Ekeomah Atuonwu
Teachers in Zimbabwe have gone on strike just days after schools re-opened after a prolonged closure during the Covid-19 pandemic.
In the capital, Harare, some schools were opened on Thursday but not all teachers were working according to the teachers’ unions.
The government and unions are locked in a dispute over salaries.
The government responded by offering a 20 per cent pay increase, payment of part of the salaries in U.S. dollars, as well as subsidies on purchases such as cars and houses.
The unions rejected the government’s offer stating that it is too low.
“Teachers have been relegated to the status of paupers, and they now live in poverty. Teachers are unable to pay school fees in the schools where they are normally employed.

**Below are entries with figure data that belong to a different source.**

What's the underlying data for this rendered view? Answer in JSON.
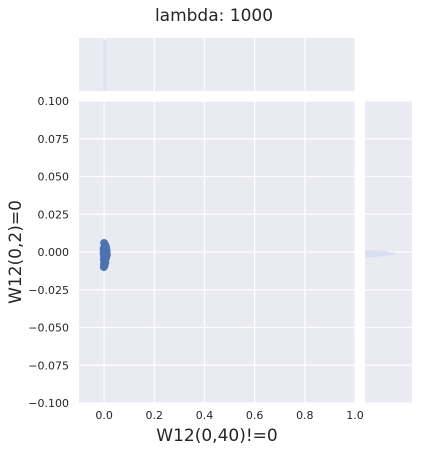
{
  "chart_data": {
    "type": "scatter",
    "title": "lambda: 1000",
    "xlabel": "W12(0,40)!=0",
    "ylabel": "W12(0,2)=0",
    "xlim": [
      -0.1,
      1.0
    ],
    "ylim": [
      -0.1,
      0.1
    ],
    "xticks": [
      "0.0",
      "0.2",
      "0.4",
      "0.6",
      "0.8",
      "1.0"
    ],
    "xtick_values": [
      0.0,
      0.2,
      0.4,
      0.6,
      0.8,
      1.0
    ],
    "yticks": [
      "0.100",
      "0.075",
      "0.050",
      "0.025",
      "0.000",
      "−0.025",
      "−0.050",
      "−0.075",
      "−0.100"
    ],
    "ytick_values": [
      0.1,
      0.075,
      0.05,
      0.025,
      0.0,
      -0.025,
      -0.05,
      -0.075,
      -0.1
    ],
    "grid": true,
    "marginals": true,
    "points": [
      {
        "x": 0.0,
        "y": 0.006
      },
      {
        "x": 0.003,
        "y": 0.005
      },
      {
        "x": 0.006,
        "y": 0.004
      },
      {
        "x": 0.001,
        "y": 0.003
      },
      {
        "x": 0.008,
        "y": 0.003
      },
      {
        "x": 0.004,
        "y": 0.002
      },
      {
        "x": -0.001,
        "y": 0.001
      },
      {
        "x": 0.002,
        "y": 0.001
      },
      {
        "x": 0.007,
        "y": 0.0
      },
      {
        "x": 0.01,
        "y": 0.001
      },
      {
        "x": 0.0,
        "y": 0.0
      },
      {
        "x": 0.004,
        "y": -0.001
      },
      {
        "x": -0.002,
        "y": -0.001
      },
      {
        "x": 0.009,
        "y": -0.002
      },
      {
        "x": 0.002,
        "y": -0.002
      },
      {
        "x": 0.006,
        "y": -0.003
      },
      {
        "x": 0.0,
        "y": -0.003
      },
      {
        "x": 0.003,
        "y": -0.004
      },
      {
        "x": 0.008,
        "y": -0.004
      },
      {
        "x": -0.001,
        "y": -0.005
      },
      {
        "x": 0.004,
        "y": -0.005
      },
      {
        "x": 0.001,
        "y": -0.006
      },
      {
        "x": 0.005,
        "y": -0.007
      },
      {
        "x": 0.0,
        "y": -0.008
      },
      {
        "x": 0.002,
        "y": -0.009
      },
      {
        "x": -0.001,
        "y": -0.01
      },
      {
        "x": 0.01,
        "y": -0.001
      },
      {
        "x": 0.011,
        "y": -0.002
      },
      {
        "x": 0.005,
        "y": 0.004
      },
      {
        "x": -0.002,
        "y": 0.002
      }
    ],
    "colors": {
      "points": "#4c72b0",
      "panel_bg": "#eaeaf2",
      "grid": "#ffffff",
      "marginal_fill": "#d6def0",
      "text": "#262626"
    }
  }
}
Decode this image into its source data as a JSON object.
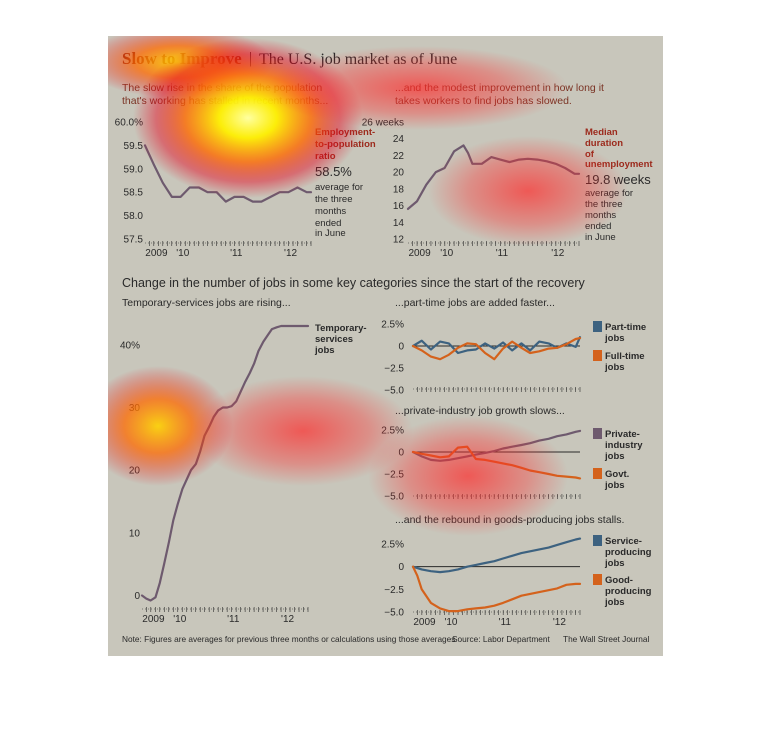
{
  "header": {
    "title_bold": "Slow to Improve",
    "separator": "|",
    "title_rest": "The U.S. job market as of June"
  },
  "panels_top": {
    "left_subtitle": [
      "The slow rise in the share of the population",
      "that's working has stalled in recent months..."
    ],
    "right_subtitle": [
      "...and the modest improvement in how long it",
      "takes workers to find jobs has slowed."
    ]
  },
  "section_title": "Change in the number of jobs in some key categories since the start of the recovery",
  "panels_bottom": {
    "left_subtitle": "Temporary-services jobs are rising...",
    "r1_subtitle": "...part-time jobs are added faster...",
    "r2_subtitle": "...private-industry job growth slows...",
    "r3_subtitle": "...and the rebound in goods-producing jobs stalls."
  },
  "footer": {
    "note": "Note: Figures are averages for previous three months or calculations using those averages",
    "source": "Source: Labor Department",
    "credit": "The Wall Street Journal"
  },
  "colors": {
    "background": "#c8c6bb",
    "purple": "#6e5a6e",
    "blue": "#3d6280",
    "orange": "#d4621c",
    "dark_red_text": "#9c2a1c",
    "text": "#2a2a2a"
  },
  "chart_data": [
    {
      "id": "emp",
      "type": "line",
      "title": "Employment-to-population ratio",
      "ylim": [
        57.5,
        60.0
      ],
      "yticks": [
        57.5,
        58.0,
        58.5,
        59.0,
        59.5,
        60.0
      ],
      "ytick_labels": [
        "57.5",
        "58.0",
        "58.5",
        "59.0",
        "59.5",
        "60.0%"
      ],
      "xlim": [
        2009.42,
        2012.5
      ],
      "xtick_labels": [
        "2009",
        "'10",
        "'11",
        "'12"
      ],
      "xtick_values": [
        2009.5,
        2010.0,
        2011.0,
        2012.0
      ],
      "series": [
        {
          "name": "Employment-to-population ratio",
          "color": "#6e5a6e",
          "x": [
            2009.42,
            2009.58,
            2009.75,
            2009.92,
            2010.08,
            2010.25,
            2010.42,
            2010.58,
            2010.75,
            2010.92,
            2011.08,
            2011.25,
            2011.42,
            2011.58,
            2011.75,
            2011.92,
            2012.08,
            2012.25,
            2012.42,
            2012.5
          ],
          "y": [
            59.5,
            59.1,
            58.7,
            58.4,
            58.4,
            58.6,
            58.6,
            58.5,
            58.5,
            58.3,
            58.4,
            58.4,
            58.3,
            58.3,
            58.4,
            58.5,
            58.5,
            58.6,
            58.5,
            58.5
          ]
        }
      ],
      "callout": {
        "label": "Employment-to-population ratio",
        "value": "58.5%",
        "desc": [
          "average for",
          "the three",
          "months",
          "ended",
          "in June"
        ]
      }
    },
    {
      "id": "dur",
      "type": "line",
      "title": "Median duration of unemployment",
      "ylim": [
        12,
        26
      ],
      "yticks": [
        12,
        14,
        16,
        18,
        20,
        22,
        24,
        26
      ],
      "ytick_labels": [
        "12",
        "14",
        "16",
        "18",
        "20",
        "22",
        "24",
        "26 weeks"
      ],
      "xlim": [
        2009.42,
        2012.5
      ],
      "xtick_labels": [
        "2009",
        "'10",
        "'11",
        "'12"
      ],
      "xtick_values": [
        2009.5,
        2010.0,
        2011.0,
        2012.0
      ],
      "series": [
        {
          "name": "Median duration of unemployment",
          "color": "#6e5a6e",
          "x": [
            2009.42,
            2009.58,
            2009.75,
            2009.92,
            2010.08,
            2010.25,
            2010.42,
            2010.5,
            2010.58,
            2010.75,
            2010.92,
            2011.08,
            2011.25,
            2011.42,
            2011.58,
            2011.75,
            2011.92,
            2012.08,
            2012.25,
            2012.42,
            2012.5
          ],
          "y": [
            15.6,
            16.5,
            18.5,
            20.0,
            20.5,
            22.5,
            23.2,
            22.3,
            21.0,
            21.0,
            21.8,
            21.5,
            21.2,
            21.5,
            21.6,
            21.5,
            21.3,
            21.0,
            20.5,
            19.8,
            19.8
          ]
        }
      ],
      "callout": {
        "label": "Median duration of unemployment",
        "value": "19.8 weeks",
        "desc": [
          "average for",
          "the three",
          "months",
          "ended",
          "in June"
        ]
      }
    },
    {
      "id": "temp",
      "type": "line",
      "title": "Temporary-services jobs",
      "ylim": [
        -2,
        43
      ],
      "yticks": [
        0,
        10,
        20,
        30,
        40
      ],
      "ytick_labels": [
        "0",
        "10",
        "20",
        "30",
        "40%"
      ],
      "xlim": [
        2009.42,
        2012.5
      ],
      "xtick_labels": [
        "2009",
        "'10",
        "'11",
        "'12"
      ],
      "xtick_values": [
        2009.5,
        2010.0,
        2011.0,
        2012.0
      ],
      "series": [
        {
          "name": "Temporary-services jobs",
          "color": "#6e5a6e",
          "x": [
            2009.42,
            2009.5,
            2009.58,
            2009.67,
            2009.75,
            2009.83,
            2009.92,
            2010.0,
            2010.08,
            2010.17,
            2010.25,
            2010.33,
            2010.42,
            2010.5,
            2010.58,
            2010.67,
            2010.75,
            2010.83,
            2010.92,
            2011.0,
            2011.08,
            2011.17,
            2011.25,
            2011.33,
            2011.42,
            2011.5,
            2011.58,
            2011.67,
            2011.75,
            2011.83,
            2011.92,
            2012.0,
            2012.08,
            2012.17,
            2012.25,
            2012.33,
            2012.42,
            2012.5
          ],
          "y": [
            0,
            -0.5,
            -0.8,
            -0.3,
            2,
            5,
            8.5,
            12,
            14.5,
            17,
            18.5,
            20,
            21,
            23,
            25.5,
            27,
            28.5,
            29.5,
            30,
            30,
            30.2,
            31,
            32.5,
            34,
            35.5,
            37,
            39,
            40.5,
            41.5,
            42.5,
            42.8,
            43,
            43,
            43,
            43,
            43,
            43,
            43
          ]
        }
      ],
      "legend": [
        "Temporary-",
        "services",
        "jobs"
      ]
    },
    {
      "id": "pt",
      "type": "line",
      "title": "",
      "ylim": [
        -5.0,
        2.5
      ],
      "yticks": [
        -5.0,
        -2.5,
        0,
        2.5
      ],
      "ytick_labels": [
        "−5.0",
        "−2.5",
        "0",
        "2.5%"
      ],
      "xlim": [
        2009.42,
        2012.5
      ],
      "series": [
        {
          "name": "Part-time jobs",
          "color": "#3d6280",
          "x": [
            2009.42,
            2009.58,
            2009.75,
            2009.92,
            2010.08,
            2010.25,
            2010.42,
            2010.58,
            2010.75,
            2010.92,
            2011.08,
            2011.25,
            2011.42,
            2011.58,
            2011.75,
            2011.92,
            2012.08,
            2012.25,
            2012.42,
            2012.5
          ],
          "y": [
            0,
            0.6,
            -0.4,
            0.5,
            0.3,
            -0.8,
            -0.5,
            -0.4,
            0.3,
            -0.3,
            0.4,
            -0.5,
            0.3,
            -0.5,
            0.5,
            0.3,
            -0.2,
            0.3,
            -0.1,
            1.0
          ]
        },
        {
          "name": "Full-time jobs",
          "color": "#d4621c",
          "x": [
            2009.42,
            2009.58,
            2009.75,
            2009.92,
            2010.08,
            2010.25,
            2010.42,
            2010.58,
            2010.75,
            2010.92,
            2011.08,
            2011.25,
            2011.42,
            2011.58,
            2011.75,
            2011.92,
            2012.08,
            2012.25,
            2012.42,
            2012.5
          ],
          "y": [
            0,
            -0.5,
            -1.2,
            -1.5,
            -1.0,
            -0.2,
            0.3,
            0.2,
            -0.8,
            -1.5,
            -0.3,
            0.5,
            -0.2,
            -0.8,
            -0.6,
            -0.3,
            -0.2,
            0.2,
            0.8,
            0.9
          ]
        }
      ],
      "legend": [
        [
          "Part-time",
          "jobs"
        ],
        [
          "Full-time",
          "jobs"
        ]
      ]
    },
    {
      "id": "priv",
      "type": "line",
      "title": "",
      "ylim": [
        -5.0,
        2.5
      ],
      "yticks": [
        -5.0,
        -2.5,
        0,
        2.5
      ],
      "ytick_labels": [
        "−5.0",
        "−2.5",
        "0",
        "2.5%"
      ],
      "xlim": [
        2009.42,
        2012.5
      ],
      "series": [
        {
          "name": "Private-industry jobs",
          "color": "#6e5a6e",
          "x": [
            2009.42,
            2009.58,
            2009.75,
            2009.92,
            2010.08,
            2010.25,
            2010.42,
            2010.58,
            2010.75,
            2010.92,
            2011.08,
            2011.25,
            2011.42,
            2011.58,
            2011.75,
            2011.92,
            2012.08,
            2012.25,
            2012.42,
            2012.5
          ],
          "y": [
            0,
            -0.5,
            -0.9,
            -1.0,
            -0.9,
            -0.7,
            -0.5,
            -0.3,
            -0.1,
            0.1,
            0.4,
            0.6,
            0.8,
            1.0,
            1.3,
            1.5,
            1.8,
            2.0,
            2.3,
            2.4
          ]
        },
        {
          "name": "Govt. jobs",
          "color": "#d4621c",
          "x": [
            2009.42,
            2009.58,
            2009.75,
            2009.92,
            2010.08,
            2010.25,
            2010.42,
            2010.58,
            2010.75,
            2010.92,
            2011.08,
            2011.25,
            2011.42,
            2011.58,
            2011.75,
            2011.92,
            2012.08,
            2012.25,
            2012.42,
            2012.5
          ],
          "y": [
            0,
            -0.2,
            -0.4,
            -0.6,
            -0.5,
            0.5,
            0.6,
            -0.8,
            -0.9,
            -1.1,
            -1.3,
            -1.5,
            -1.8,
            -2.1,
            -2.3,
            -2.5,
            -2.7,
            -2.8,
            -2.9,
            -3.0
          ]
        }
      ],
      "legend": [
        [
          "Private-",
          "industry",
          "jobs"
        ],
        [
          "Govt.",
          "jobs"
        ]
      ]
    },
    {
      "id": "goods",
      "type": "line",
      "title": "",
      "ylim": [
        -5.0,
        2.5
      ],
      "yticks": [
        -5.0,
        -2.5,
        0,
        2.5
      ],
      "ytick_labels": [
        "−5.0",
        "−2.5",
        "0",
        "2.5%"
      ],
      "xlim": [
        2009.42,
        2012.5
      ],
      "xtick_labels": [
        "2009",
        "'10",
        "'11",
        "'12"
      ],
      "xtick_values": [
        2009.5,
        2010.0,
        2011.0,
        2012.0
      ],
      "series": [
        {
          "name": "Service-producing jobs",
          "color": "#3d6280",
          "x": [
            2009.42,
            2009.58,
            2009.75,
            2009.92,
            2010.08,
            2010.25,
            2010.42,
            2010.58,
            2010.75,
            2010.92,
            2011.08,
            2011.25,
            2011.42,
            2011.58,
            2011.75,
            2011.92,
            2012.08,
            2012.25,
            2012.42,
            2012.5
          ],
          "y": [
            0,
            -0.3,
            -0.5,
            -0.6,
            -0.5,
            -0.3,
            0,
            0.2,
            0.4,
            0.6,
            0.9,
            1.2,
            1.5,
            1.7,
            1.9,
            2.1,
            2.4,
            2.7,
            3.0,
            3.1
          ]
        },
        {
          "name": "Good-producing jobs",
          "color": "#d4621c",
          "x": [
            2009.42,
            2009.5,
            2009.58,
            2009.75,
            2009.92,
            2010.08,
            2010.25,
            2010.42,
            2010.58,
            2010.75,
            2010.92,
            2011.08,
            2011.25,
            2011.42,
            2011.58,
            2011.75,
            2011.92,
            2012.08,
            2012.25,
            2012.42,
            2012.5
          ],
          "y": [
            0,
            -1.0,
            -2.5,
            -4.0,
            -4.6,
            -4.9,
            -4.9,
            -4.7,
            -4.6,
            -4.5,
            -4.3,
            -4.0,
            -3.6,
            -3.2,
            -3.0,
            -2.8,
            -2.6,
            -2.4,
            -2.0,
            -1.9,
            -1.9
          ]
        }
      ],
      "legend": [
        [
          "Service-",
          "producing",
          "jobs"
        ],
        [
          "Good-",
          "producing",
          "jobs"
        ]
      ]
    }
  ]
}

We know there is a continuing academic genocide; we are losing a generation that is now involved in child marriages because they are unable to attend school, and a generation that is turning to drugs because they are unable to attend school,” Obert Masaraure, head of Zimbabwe’s Amalgamated Rural Teachers Union.
“Finally, now that schools have failed to reopen, we are pleading with the government to address the value of teachers’ pay as soon as possible “, he added.
Teachers earned roughly $540 per month in 2018, however that sum has fallen due to years of inflation, which is currently estimated at 60 per cent as well as the depreciation of Zimbabwe’s currency.
Apart from Zimbabwe, lecturers in West Africa like Ghana and Nigeria have also embarked on a strike due to low income and government’s lack of compliance to their request.